Controversy surrounding the Wimberley Hotel Occupancy Tax (HOT) Committee surfaced Dec. 1 as Wimberley’s City Council addressed criticism received by committee members on the funding process.
Mayor Mac McCullough brought this item to the agenda, seeking to potentially do away with the committee and create some other governing body to help determine how HOT tax proceeds are used.
“This committee was approved Sept. 15, last year, 2015, and it was given three year timeline … Since that time, you’ve had a 48% percent turnover in your volunteers, [losing three members], so there’s something not working there.” said McCullough.
Members of the HOT committee addressed displeasure with criticism they’ve received, despite their best efforts to handle the task using the tools given to them by the city.
Committee members who addressed council said the process has been draining and several members have stepped down. Most recently, Tomas Palm, who was the HOT Committee chairperson, stepped down from his position.
“We’re the most attacked and oppressed board this city has. We’ve been talked about and called names, publicly put down, belittled and berated by city officials as well as public representatives,” said Mark Burseil, member of the HOT committee.
Over the past 18 months, the HOT committee received its first rounds of proposals for HOT funding. Those include projects for the 3rd and 4th quarters, which have yielded a 63% approval rate from the committee on proposals.
In order to receive funding, businesses and organizations were required to apply while following criteria set forth by the committee. That includes the committee deciding if the application brings “heads in beds,” along with an applicant’s return on investment.

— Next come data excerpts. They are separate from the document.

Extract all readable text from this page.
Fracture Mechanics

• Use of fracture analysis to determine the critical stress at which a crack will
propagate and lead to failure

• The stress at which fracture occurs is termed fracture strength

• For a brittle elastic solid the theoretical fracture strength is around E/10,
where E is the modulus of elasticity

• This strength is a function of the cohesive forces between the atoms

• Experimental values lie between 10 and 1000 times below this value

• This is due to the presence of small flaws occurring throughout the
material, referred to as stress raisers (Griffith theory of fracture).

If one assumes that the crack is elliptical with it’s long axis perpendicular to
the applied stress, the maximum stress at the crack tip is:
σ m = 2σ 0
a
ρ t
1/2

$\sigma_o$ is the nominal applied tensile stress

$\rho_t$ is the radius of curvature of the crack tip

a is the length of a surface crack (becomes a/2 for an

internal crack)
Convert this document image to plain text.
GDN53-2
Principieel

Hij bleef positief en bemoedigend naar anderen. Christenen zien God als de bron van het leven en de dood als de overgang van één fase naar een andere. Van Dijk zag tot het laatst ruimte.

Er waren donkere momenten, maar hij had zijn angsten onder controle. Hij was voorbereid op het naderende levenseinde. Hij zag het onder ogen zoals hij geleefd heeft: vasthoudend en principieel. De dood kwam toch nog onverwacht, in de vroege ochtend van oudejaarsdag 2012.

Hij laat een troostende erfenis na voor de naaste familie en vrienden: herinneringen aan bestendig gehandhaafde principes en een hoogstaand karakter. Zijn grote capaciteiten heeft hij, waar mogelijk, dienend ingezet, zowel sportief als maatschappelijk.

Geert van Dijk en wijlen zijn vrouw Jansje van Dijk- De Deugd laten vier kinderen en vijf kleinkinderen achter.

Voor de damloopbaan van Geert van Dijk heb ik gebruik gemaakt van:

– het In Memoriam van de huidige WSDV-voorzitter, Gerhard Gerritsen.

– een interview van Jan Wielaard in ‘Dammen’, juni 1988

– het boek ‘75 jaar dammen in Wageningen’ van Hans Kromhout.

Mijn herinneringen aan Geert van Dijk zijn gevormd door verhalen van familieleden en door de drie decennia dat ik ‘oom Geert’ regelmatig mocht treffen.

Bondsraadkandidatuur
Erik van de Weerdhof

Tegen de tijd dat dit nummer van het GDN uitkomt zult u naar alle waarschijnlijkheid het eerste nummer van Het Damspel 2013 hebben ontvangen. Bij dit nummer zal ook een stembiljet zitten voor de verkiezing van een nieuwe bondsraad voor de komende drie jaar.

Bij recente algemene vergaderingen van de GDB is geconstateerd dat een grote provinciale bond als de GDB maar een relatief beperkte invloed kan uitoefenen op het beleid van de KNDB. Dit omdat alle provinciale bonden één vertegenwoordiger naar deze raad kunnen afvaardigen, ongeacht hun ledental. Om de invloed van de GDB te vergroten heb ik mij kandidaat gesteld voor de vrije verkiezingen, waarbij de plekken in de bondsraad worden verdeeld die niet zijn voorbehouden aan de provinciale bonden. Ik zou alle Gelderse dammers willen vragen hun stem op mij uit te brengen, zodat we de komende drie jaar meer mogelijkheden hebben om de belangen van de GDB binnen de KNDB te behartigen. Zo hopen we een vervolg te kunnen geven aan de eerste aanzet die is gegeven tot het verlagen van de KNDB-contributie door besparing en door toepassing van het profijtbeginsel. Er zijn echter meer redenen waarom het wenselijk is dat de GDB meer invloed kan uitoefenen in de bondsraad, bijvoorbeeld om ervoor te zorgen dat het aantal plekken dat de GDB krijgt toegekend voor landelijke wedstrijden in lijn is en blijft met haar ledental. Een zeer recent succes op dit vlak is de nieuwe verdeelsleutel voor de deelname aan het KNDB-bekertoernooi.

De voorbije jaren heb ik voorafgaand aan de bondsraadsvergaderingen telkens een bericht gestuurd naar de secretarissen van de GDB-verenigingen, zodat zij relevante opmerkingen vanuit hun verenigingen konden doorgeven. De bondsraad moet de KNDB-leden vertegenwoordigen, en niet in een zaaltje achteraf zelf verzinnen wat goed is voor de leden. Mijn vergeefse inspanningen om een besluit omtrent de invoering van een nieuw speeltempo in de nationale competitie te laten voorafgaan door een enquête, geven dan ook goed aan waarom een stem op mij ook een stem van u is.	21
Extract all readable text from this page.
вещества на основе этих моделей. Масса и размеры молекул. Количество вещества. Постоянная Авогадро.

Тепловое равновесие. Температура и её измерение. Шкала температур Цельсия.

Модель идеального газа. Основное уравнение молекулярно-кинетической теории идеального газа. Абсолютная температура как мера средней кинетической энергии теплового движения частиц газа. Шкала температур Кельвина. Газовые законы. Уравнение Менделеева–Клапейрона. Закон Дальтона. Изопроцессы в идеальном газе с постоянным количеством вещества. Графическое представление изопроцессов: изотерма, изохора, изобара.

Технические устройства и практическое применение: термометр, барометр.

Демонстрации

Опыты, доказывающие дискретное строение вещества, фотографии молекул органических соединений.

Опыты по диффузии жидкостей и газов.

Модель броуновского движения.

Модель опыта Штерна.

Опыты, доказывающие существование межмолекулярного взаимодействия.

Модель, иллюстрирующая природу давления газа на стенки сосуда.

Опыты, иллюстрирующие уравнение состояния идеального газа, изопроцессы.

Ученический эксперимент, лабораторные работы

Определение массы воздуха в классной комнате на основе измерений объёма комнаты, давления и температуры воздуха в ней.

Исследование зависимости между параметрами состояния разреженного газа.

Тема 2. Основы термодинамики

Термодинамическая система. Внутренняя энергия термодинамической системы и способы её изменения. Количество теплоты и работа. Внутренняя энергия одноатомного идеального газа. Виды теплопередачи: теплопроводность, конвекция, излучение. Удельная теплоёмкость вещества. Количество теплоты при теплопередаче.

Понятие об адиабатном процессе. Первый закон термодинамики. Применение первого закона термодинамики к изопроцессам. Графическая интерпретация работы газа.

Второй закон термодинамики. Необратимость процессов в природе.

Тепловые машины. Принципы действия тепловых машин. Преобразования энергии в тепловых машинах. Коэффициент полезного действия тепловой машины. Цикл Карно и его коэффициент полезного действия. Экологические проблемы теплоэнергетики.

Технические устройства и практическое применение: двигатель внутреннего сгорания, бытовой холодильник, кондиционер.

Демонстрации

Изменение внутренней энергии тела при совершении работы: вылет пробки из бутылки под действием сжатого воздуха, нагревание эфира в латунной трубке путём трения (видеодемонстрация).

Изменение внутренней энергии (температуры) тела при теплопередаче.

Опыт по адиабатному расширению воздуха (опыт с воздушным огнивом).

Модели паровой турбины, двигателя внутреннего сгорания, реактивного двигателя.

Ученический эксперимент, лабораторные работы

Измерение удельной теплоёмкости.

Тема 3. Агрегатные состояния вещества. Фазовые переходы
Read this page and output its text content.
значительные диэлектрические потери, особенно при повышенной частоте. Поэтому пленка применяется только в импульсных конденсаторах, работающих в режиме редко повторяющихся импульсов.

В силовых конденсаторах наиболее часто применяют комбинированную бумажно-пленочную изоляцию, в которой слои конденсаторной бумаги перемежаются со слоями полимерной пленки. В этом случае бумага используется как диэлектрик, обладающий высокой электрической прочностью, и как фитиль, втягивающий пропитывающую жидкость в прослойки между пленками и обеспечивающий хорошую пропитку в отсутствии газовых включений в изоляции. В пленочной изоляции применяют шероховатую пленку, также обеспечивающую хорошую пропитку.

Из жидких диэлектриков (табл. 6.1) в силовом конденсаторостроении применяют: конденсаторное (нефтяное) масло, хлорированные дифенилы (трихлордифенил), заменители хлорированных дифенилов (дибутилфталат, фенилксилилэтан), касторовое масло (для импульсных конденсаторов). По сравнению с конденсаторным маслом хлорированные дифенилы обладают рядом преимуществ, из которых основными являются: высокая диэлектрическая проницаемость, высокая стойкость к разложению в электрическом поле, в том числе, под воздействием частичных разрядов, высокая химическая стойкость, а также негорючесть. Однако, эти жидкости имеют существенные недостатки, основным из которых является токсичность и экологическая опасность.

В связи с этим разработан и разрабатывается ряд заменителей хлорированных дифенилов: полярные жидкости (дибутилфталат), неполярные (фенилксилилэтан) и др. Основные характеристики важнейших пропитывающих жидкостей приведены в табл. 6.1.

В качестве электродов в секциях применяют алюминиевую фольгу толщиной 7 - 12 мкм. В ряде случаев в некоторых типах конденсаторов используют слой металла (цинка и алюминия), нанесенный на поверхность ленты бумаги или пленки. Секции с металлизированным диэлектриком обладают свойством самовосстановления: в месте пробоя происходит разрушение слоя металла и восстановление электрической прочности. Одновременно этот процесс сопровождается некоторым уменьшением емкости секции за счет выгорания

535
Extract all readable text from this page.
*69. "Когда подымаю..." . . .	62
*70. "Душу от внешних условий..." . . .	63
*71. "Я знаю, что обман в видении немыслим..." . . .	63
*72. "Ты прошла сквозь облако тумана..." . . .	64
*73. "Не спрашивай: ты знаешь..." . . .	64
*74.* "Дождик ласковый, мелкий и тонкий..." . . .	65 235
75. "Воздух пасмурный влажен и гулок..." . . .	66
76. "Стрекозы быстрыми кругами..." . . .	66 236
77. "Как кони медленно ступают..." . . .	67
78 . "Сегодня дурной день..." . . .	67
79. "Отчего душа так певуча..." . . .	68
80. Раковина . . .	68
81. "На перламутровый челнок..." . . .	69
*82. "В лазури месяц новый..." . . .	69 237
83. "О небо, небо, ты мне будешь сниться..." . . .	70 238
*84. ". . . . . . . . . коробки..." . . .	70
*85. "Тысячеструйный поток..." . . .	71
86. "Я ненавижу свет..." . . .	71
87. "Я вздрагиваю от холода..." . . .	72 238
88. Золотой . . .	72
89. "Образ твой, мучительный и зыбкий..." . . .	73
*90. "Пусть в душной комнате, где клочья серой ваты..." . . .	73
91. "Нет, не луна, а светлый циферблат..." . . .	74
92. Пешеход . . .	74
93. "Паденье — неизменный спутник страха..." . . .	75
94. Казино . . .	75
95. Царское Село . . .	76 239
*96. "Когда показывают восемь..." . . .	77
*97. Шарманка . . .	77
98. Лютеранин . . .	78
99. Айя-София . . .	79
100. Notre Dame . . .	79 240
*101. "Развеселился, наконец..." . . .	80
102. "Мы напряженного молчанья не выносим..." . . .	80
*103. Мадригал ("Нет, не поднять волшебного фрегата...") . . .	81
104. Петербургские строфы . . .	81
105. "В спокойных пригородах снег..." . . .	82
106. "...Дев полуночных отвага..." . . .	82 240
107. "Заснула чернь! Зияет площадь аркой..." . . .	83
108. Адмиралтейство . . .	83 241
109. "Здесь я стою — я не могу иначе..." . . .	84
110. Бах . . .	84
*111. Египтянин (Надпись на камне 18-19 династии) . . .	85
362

Several of the projects they have green lighted were Photography Workshop and the Wimberley Alive Music Festival.
“Since the time this board formed of seven volunteers, we have worked many hours to create the guidelines that not only follow the laws of Texas, but also fit into the city master plan, maintaining the quaint, small town aura,” Burseil said.
However, committee members said the proposals coming to the committee haven’t been projects they believe bring in overnight tourists to the community. Committee members said bringing overnight tourists is the whole purpose of creating the HOT tax in the first place.
“We’ve collected $254,000 and we’ve spent about $10,000… We’ve incurred the cost and pain of collecting this money, but we haven’t put any of it to work,” one committee member said. “[Looking at these proposals] we’ve figured out that there’s not that many events in Wimberley that would justify HOT funds to come anywhere close to $254,000.”
With a three-year commitment to the group, the council agreed to further meet with committee members to review its funding process. The reasoning was to guide committee members in future decision-making regarding projects.
Whether that means bringing in outside help, or forming some other representative entity to replace the HOT Committee in the future remains to be seen.